I had time to fiddle with my Y axis encoder cable (ACURITE 5).  Got it to work (happy) by straightening the bent prongs that had been torn from the plug (previous owner or the move).  Then randomly plugged the broken off metal 6 pin part into the crushed plastic/bakelite portion of the cannon plug until i got it to read!   If I hold it tightly it reads, but I cant do that and run the machine so it needs to be fixed.

The cable from the position sensor is armored.  With enough forensics I might be able to solder up new connections, maybe even directly to a new serial plug.  I worry that I wont be able to cut the armor and still know which wire is which.  Ever had one apart?  Are they color coded? How many wires does it take to send the signal? 

For some reason the armor cable ends as a 6 pin round cannon plug, then a 12" adapter cable converts back to a serial style plug that goes into the back of the readout.  I'm thinking it's been repaired before.  Sorry not the best photos


----------



## xalky (Nov 18, 2013)

I'd try to fix it...Have you priced out DROs lately?  You can cut thru that armored cable with a BX cutter, they sell them at Home Depot. It's a device that clamps over the cable and it has a little saw blade that cuts through the armor at just the right depth so as not to cut the wires inside. If you don't want to spend the $$ on the cutter(under $30) , i suppose you could cut it with a dremel cutoff wheel, very carefully. Time and patience.


----------



## fastback (Nov 18, 2013)

I also would try a repair.  My thinking is if you can penetrate the armor an see what the wires are like, if they are color coded etc.  If they are you could cut the wires an inch away from the plug and use the plug wires as a reference. 


Paul


----------



## NoShopSkills (Nov 18, 2013)

This repair took me most of the day, but it's DONE!

Thanks for the tips.  The cable was at least 4' longer than needed for full travel.  I got through the armor, decoded the old broken one and took notes, soldered on one of these  http://www.radioshack.com/product/index.jsp?productId=2102497   Then I bored out the old connector clamp (because it was too small for the armor, mucked it full of RTV, screwed it back together and it works line new!

and oh, by the way, for anyone else that needs to do a ACU-RITE repair, the wires are color coded inside a shielded 5 strand rubber-plasti coated cable that runs in the armor.

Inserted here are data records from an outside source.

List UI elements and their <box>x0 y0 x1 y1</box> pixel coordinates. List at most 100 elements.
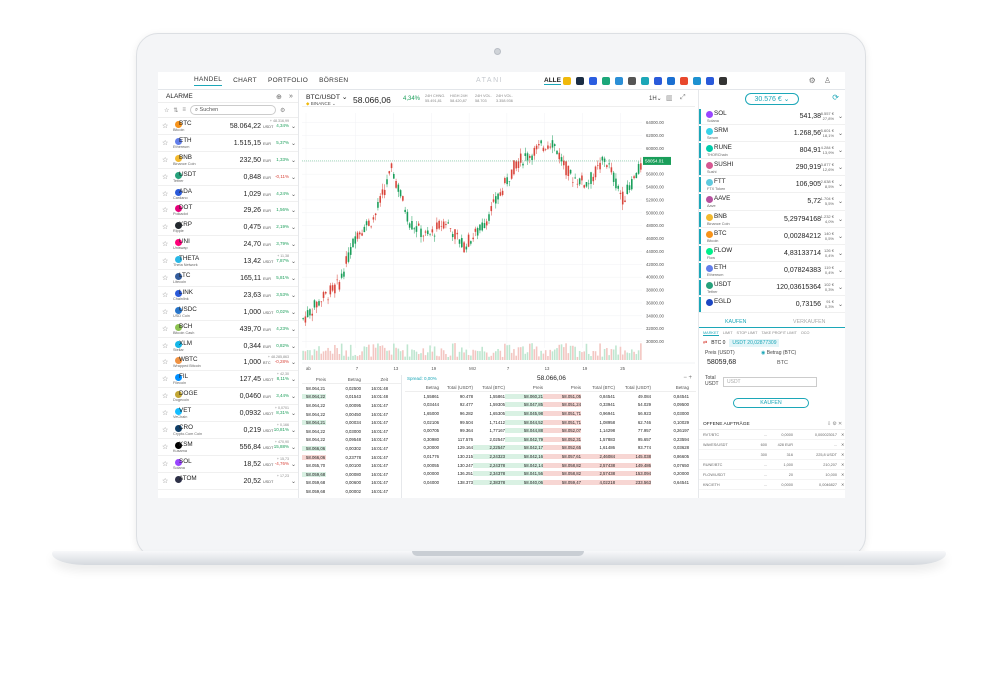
asset-row[interactable]: FTT FTX Token 106,905 2.638 €8,5% ⌄ <box>699 176 845 194</box>
collapse-icon[interactable]: » <box>289 93 293 100</box>
chevron-down-icon[interactable]: ⌄ <box>838 164 843 171</box>
watchlist-row[interactable]: ☆ ETH Ethereum 1.515,15 EUR 5,37% ⌄ <box>158 135 298 152</box>
star-icon[interactable]: ☆ <box>162 392 171 400</box>
user-icon[interactable]: ♙ <box>824 76 831 85</box>
close-icon[interactable]: ✕ <box>841 472 844 477</box>
close-icon[interactable]: ✕ <box>841 442 844 447</box>
chevron-down-icon[interactable]: ⌄ <box>291 224 296 231</box>
star-icon[interactable]: ☆ <box>162 173 171 181</box>
asset-row[interactable]: USDT Tether 120,03615364 102 €0,3% ⌄ <box>699 279 845 297</box>
watchlist-row[interactable]: ☆ SOL Solana 18,52 USDT + 15,73 -4,76% ⌄ <box>158 456 298 473</box>
watchlist-row[interactable]: ☆ BNB Binance Coin 232,50 EUR 1,33% ⌄ <box>158 152 298 169</box>
watchlist-row[interactable]: ☆ ADA Cardano 1,029 EUR 4,24% ⌄ <box>158 186 298 203</box>
asset-row[interactable]: FLOW Flow 4,83133714 126 €0,4% ⌄ <box>699 245 845 262</box>
price-input[interactable]: 58059,68 <box>707 359 736 366</box>
asset-row[interactable]: SOL Solana 541,38 8.557 €27,8% ⌄ <box>699 108 845 126</box>
watchlist-row[interactable]: ☆ LINK Chainlink 23,63 EUR 3,53% ⌄ <box>158 287 298 304</box>
exchange-icon[interactable] <box>654 77 662 85</box>
refresh-icon[interactable]: ⟳ <box>832 93 839 102</box>
watchlist-row[interactable]: ☆ USDC USD Coin 1,000 USDT 0,02% ⌄ <box>158 304 298 321</box>
asset-row[interactable]: EGLD 0,73156 91 €0,3% ⌄ <box>699 296 845 314</box>
close-icon[interactable]: ✕ <box>841 432 844 437</box>
binance-icon[interactable] <box>563 77 571 85</box>
chevron-down-icon[interactable]: ⌄ <box>291 444 296 451</box>
star-icon[interactable]: ☆ <box>162 190 171 198</box>
star-icon[interactable]: ☆ <box>162 426 171 434</box>
star-icon[interactable]: ☆ <box>162 443 171 451</box>
order-type-tab[interactable]: LIMIT <box>723 331 733 336</box>
exchange-icon[interactable] <box>693 77 701 85</box>
watchlist-row[interactable]: ☆ FIL Filecoin 127,45 USDT + 42,30 8,11% ⌄ <box>158 371 298 389</box>
star-icon[interactable]: ☆ <box>162 139 171 147</box>
star-icon[interactable]: ☆ <box>162 156 171 164</box>
close-icon[interactable]: ✕ <box>841 452 844 457</box>
usdt-balance[interactable]: USDT 20,02877309 <box>729 339 780 347</box>
chevron-down-icon[interactable]: ⌄ <box>291 275 296 282</box>
star-icon[interactable]: ☆ <box>162 257 171 265</box>
asset-row[interactable]: SUSHI Sushi 290,919 3.877 €12,6% ⌄ <box>699 159 845 177</box>
exchange-icon[interactable] <box>641 77 649 85</box>
tab-buy[interactable]: KAUFEN <box>699 319 773 327</box>
exchange-icon[interactable] <box>589 77 597 85</box>
watchlist-row[interactable]: ☆ WBTC Wrapped Bitcoin 1,000 BTC + 48.285,863… <box>158 354 298 372</box>
watchlist-row[interactable]: ☆ XLM Stellar 0,344 EUR 0,82% ⌄ <box>158 338 298 355</box>
watchlist-row[interactable]: ☆ THETA Theta Network 13,42 USDT + 11,38 7,87%… <box>158 253 298 271</box>
amount-unit[interactable]: BTC <box>777 360 788 366</box>
star-icon[interactable]: ☆ <box>162 342 171 350</box>
star-icon[interactable]: ☆ <box>162 409 171 417</box>
chevron-down-icon[interactable]: ⌄ <box>291 174 296 181</box>
chart-type-icon[interactable]: ▥ <box>666 94 673 102</box>
chevron-down-icon[interactable]: ⌄ <box>291 326 296 333</box>
balance-badge[interactable]: 30.576 € ⌄ <box>745 93 799 105</box>
star-icon[interactable]: ☆ <box>162 291 171 299</box>
total-input[interactable]: USDT <box>723 377 817 387</box>
chevron-down-icon[interactable]: ⌄ <box>291 309 296 316</box>
add-alarm-icon[interactable]: ⊕ <box>276 93 282 101</box>
chevron-down-icon[interactable]: ⌄ <box>291 427 296 434</box>
asset-row[interactable]: ETH Ethereum 0,07824383 119 €0,4% ⌄ <box>699 262 845 279</box>
star-icon[interactable]: ☆ <box>162 460 171 468</box>
asset-row[interactable]: RUNE THORChain 804,91 4.284 €13,9% ⌄ <box>699 142 845 160</box>
chevron-down-icon[interactable]: ⌄ <box>291 410 296 417</box>
asset-row[interactable]: BNB Binance Coin 5,29794168 1.232 €4,0% ⌄ <box>699 211 845 228</box>
chevron-down-icon[interactable]: ⌄ <box>291 478 296 485</box>
star-filter-icon[interactable]: ☆ <box>164 107 169 114</box>
watchlist-row[interactable]: ☆ LTC Litecoin 165,11 EUR 5,81% ⌄ <box>158 270 298 287</box>
tab-sell[interactable]: VERKAUFEN <box>773 319 846 327</box>
chevron-down-icon[interactable]: ⌄ <box>291 140 296 147</box>
star-icon[interactable]: ☆ <box>162 206 171 214</box>
zoom-icon[interactable]: − + <box>683 375 692 381</box>
order-type-tab[interactable]: MARKET <box>703 331 719 336</box>
watchlist-row[interactable]: ☆ DOGE Dogecoin 0,0460 EUR 3,44% ⌄ <box>158 388 298 406</box>
asset-row[interactable]: SRM Serum 1.268,56 5.601 €18,1% ⌄ <box>699 125 845 143</box>
chevron-down-icon[interactable]: ⌄ <box>838 198 843 205</box>
chevron-down-icon[interactable]: ⌄ <box>291 393 296 400</box>
close-icon[interactable]: ✕ <box>841 462 844 467</box>
order-type-tab[interactable]: TAKE PROFIT LIMIT <box>762 331 797 336</box>
watchlist-row[interactable]: ☆ BTC Bitcoin 58.064,22 USDT + 48.316,99 4,34%… <box>158 118 298 135</box>
watchlist-row[interactable]: ☆ UNI Uniswap 24,70 EUR 3,79% ⌄ <box>158 236 298 254</box>
chevron-down-icon[interactable]: ⌄ <box>291 207 296 214</box>
order-type-tab[interactable]: OCO <box>801 331 810 336</box>
order-type-tab[interactable]: STOP LIMIT <box>737 331 758 336</box>
star-icon[interactable]: ☆ <box>162 325 171 333</box>
tab-chart[interactable]: CHART <box>233 77 257 84</box>
watchlist-row[interactable]: ☆ CRO Crypto.Com Coin 0,219 USDT + 0,166 10,81… <box>158 422 298 439</box>
exchange-icon[interactable] <box>667 77 675 85</box>
star-icon[interactable]: ☆ <box>162 223 171 231</box>
chevron-down-icon[interactable]: ⌄ <box>291 292 296 299</box>
tab-portfolio[interactable]: PORTFOLIO <box>268 77 308 84</box>
chevron-down-icon[interactable]: ⌄ <box>838 181 843 188</box>
chevron-down-icon[interactable]: ⌄ <box>291 123 296 130</box>
chevron-down-icon[interactable]: ⌄ <box>291 461 296 468</box>
star-icon[interactable]: ☆ <box>162 375 171 383</box>
exchange-icon[interactable] <box>602 77 610 85</box>
close-icon[interactable]: ✕ <box>841 482 844 487</box>
chevron-down-icon[interactable]: ⌄ <box>291 157 296 164</box>
chevron-down-icon[interactable]: ⌄ <box>291 241 296 248</box>
buy-button[interactable]: KAUFEN <box>733 398 809 408</box>
pair-selector[interactable]: BTC/USDT ⌄ <box>306 93 347 101</box>
open-orders-icons[interactable]: ⇩ ⚙ ✕ <box>827 422 842 427</box>
chevron-down-icon[interactable]: ⌄ <box>838 216 843 223</box>
chevron-down-icon[interactable]: ⌄ <box>838 284 843 291</box>
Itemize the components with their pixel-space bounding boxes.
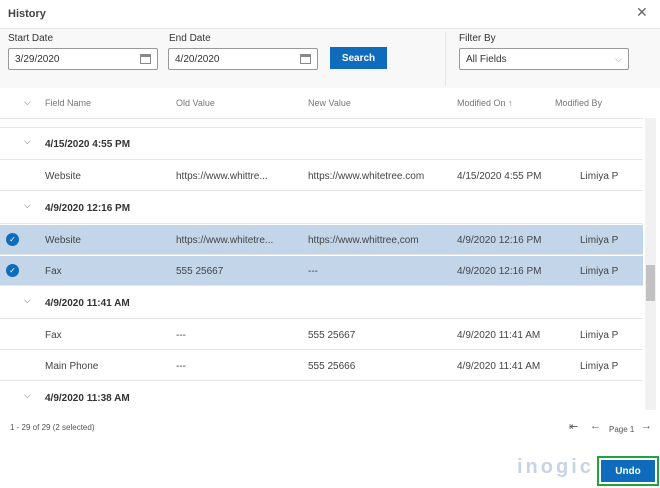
group-title: 4/9/2020 12:16 PM (45, 203, 131, 214)
old-value: --- (176, 361, 186, 372)
modified-by: Limiya P (580, 171, 619, 182)
next-page-icon[interactable]: → (641, 420, 652, 432)
dialog-title: History (8, 8, 46, 20)
divider (445, 32, 446, 86)
inogic-logo: inogic (517, 456, 594, 478)
chevron-down-icon[interactable]: ⌵ (24, 200, 31, 211)
start-date-label: Start Date (8, 33, 54, 44)
start-date-input[interactable]: 3/29/2020 (8, 48, 158, 70)
group-title: 4/9/2020 11:38 AM (45, 393, 130, 404)
col-modified-by[interactable]: Modified By (555, 98, 602, 108)
col-field-name[interactable]: Field Name (45, 98, 91, 108)
page-number: Page 1 (609, 425, 635, 434)
modified-on: 4/9/2020 12:16 PM (457, 266, 542, 277)
start-date-value: 3/29/2020 (15, 53, 60, 65)
table-row[interactable]: ✓ Fax 555 25667 --- 4/9/2020 12:16 PM Lim… (0, 256, 643, 286)
chevron-down-icon[interactable]: ⌵ (24, 295, 31, 306)
filter-by-value: All Fields (466, 53, 507, 65)
chevron-down-icon[interactable]: ⌵ (24, 390, 31, 401)
field-name: Main Phone (45, 361, 99, 372)
field-name: Fax (45, 330, 62, 341)
filter-by-label: Filter By (459, 33, 496, 44)
modified-by: Limiya P (580, 266, 619, 277)
end-date-input[interactable]: 4/20/2020 (168, 48, 318, 70)
group-header[interactable]: ⌵ 4/9/2020 12:16 PM (0, 192, 643, 224)
old-value: 555 25667 (176, 266, 224, 277)
record-count: 1 - 29 of 29 (2 selected) (10, 423, 95, 432)
group-title: 4/9/2020 11:41 AM (45, 298, 130, 309)
search-button[interactable]: Search (330, 47, 387, 69)
table-row[interactable]: Main Phone --- 555 25666 4/9/2020 11:41 … (0, 351, 643, 381)
scrollbar-thumb[interactable] (646, 265, 655, 301)
table-row[interactable]: Fax --- 555 25667 4/9/2020 11:41 AM Limi… (0, 320, 643, 350)
scrollbar[interactable] (645, 118, 656, 410)
previous-page-icon[interactable]: ← (590, 420, 601, 432)
modified-on: 4/15/2020 4:55 PM (457, 171, 542, 182)
calendar-icon[interactable] (300, 54, 311, 64)
table-row[interactable]: ✓ Website https://www.whitetre... https:/… (0, 225, 643, 255)
new-value: 555 25666 (308, 361, 356, 372)
new-value: 555 25667 (308, 330, 356, 341)
field-name: Website (45, 235, 81, 246)
history-list: ⌵ 4/15/2020 4:55 PM Website https://www.wh… (0, 127, 643, 410)
old-value: --- (176, 330, 186, 341)
col-old-value[interactable]: Old Value (176, 98, 215, 108)
modified-on: 4/9/2020 11:41 AM (457, 361, 541, 372)
end-date-value: 4/20/2020 (175, 53, 220, 65)
modified-on: 4/9/2020 12:16 PM (457, 235, 542, 246)
field-name: Website (45, 171, 81, 182)
modified-by: Limiya P (580, 330, 619, 341)
col-modified-on[interactable]: Modified On ↑ (457, 98, 513, 108)
first-page-icon[interactable]: ⇤ (569, 420, 578, 433)
checkmark-icon[interactable]: ✓ (6, 233, 19, 246)
table-row[interactable]: Website https://www.whittre... https://w… (0, 161, 643, 191)
modified-by: Limiya P (580, 235, 619, 246)
chevron-down-icon[interactable]: ⌵ (24, 136, 31, 147)
new-value: --- (308, 266, 318, 277)
group-header[interactable]: ⌵ 4/9/2020 11:41 AM (0, 287, 643, 319)
chevron-down-icon: ⌵ (615, 53, 622, 64)
divider (0, 118, 643, 119)
calendar-icon[interactable] (140, 54, 151, 64)
modified-on: 4/9/2020 11:41 AM (457, 330, 541, 341)
group-title: 4/15/2020 4:55 PM (45, 139, 131, 150)
checkmark-icon[interactable]: ✓ (6, 264, 19, 277)
expand-all-chevron-icon[interactable]: ⌵ (24, 97, 31, 108)
table-header: ⌵ Field Name Old Value New Value Modifie… (0, 92, 660, 116)
undo-highlight: Undo (597, 456, 659, 486)
old-value: https://www.whittre... (176, 171, 268, 182)
end-date-label: End Date (169, 33, 211, 44)
close-icon[interactable]: ✕ (636, 4, 648, 21)
new-value: https://www.whittree,com (308, 235, 419, 246)
col-new-value[interactable]: New Value (308, 98, 351, 108)
new-value: https://www.whitetree.com (308, 171, 425, 182)
group-header[interactable]: ⌵ 4/9/2020 11:38 AM (0, 382, 643, 410)
undo-button[interactable]: Undo (601, 460, 655, 482)
modified-by: Limiya P (580, 361, 619, 372)
old-value: https://www.whitetre... (176, 235, 274, 246)
filter-by-select[interactable]: All Fields ⌵ (459, 48, 629, 70)
field-name: Fax (45, 266, 62, 277)
group-header[interactable]: ⌵ 4/15/2020 4:55 PM (0, 128, 643, 160)
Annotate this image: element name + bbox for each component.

Since I've been stopping by here often lately, seems I owe a lot of beers!


----------



## xalky (Nov 18, 2013)

Awesome. There's a great feeling in knowing that you just fixed something that would have cost you $1500 brand new. You were gonna throw it out and buy a new one. You just made $1500 today!

Marcel


----------



## DAN_IN_MN (Nov 18, 2013)

<-------says good job fixing it! :thumbsup:


----------



## fastback (Nov 18, 2013)

Glad to hear it worked out.

Paul


----------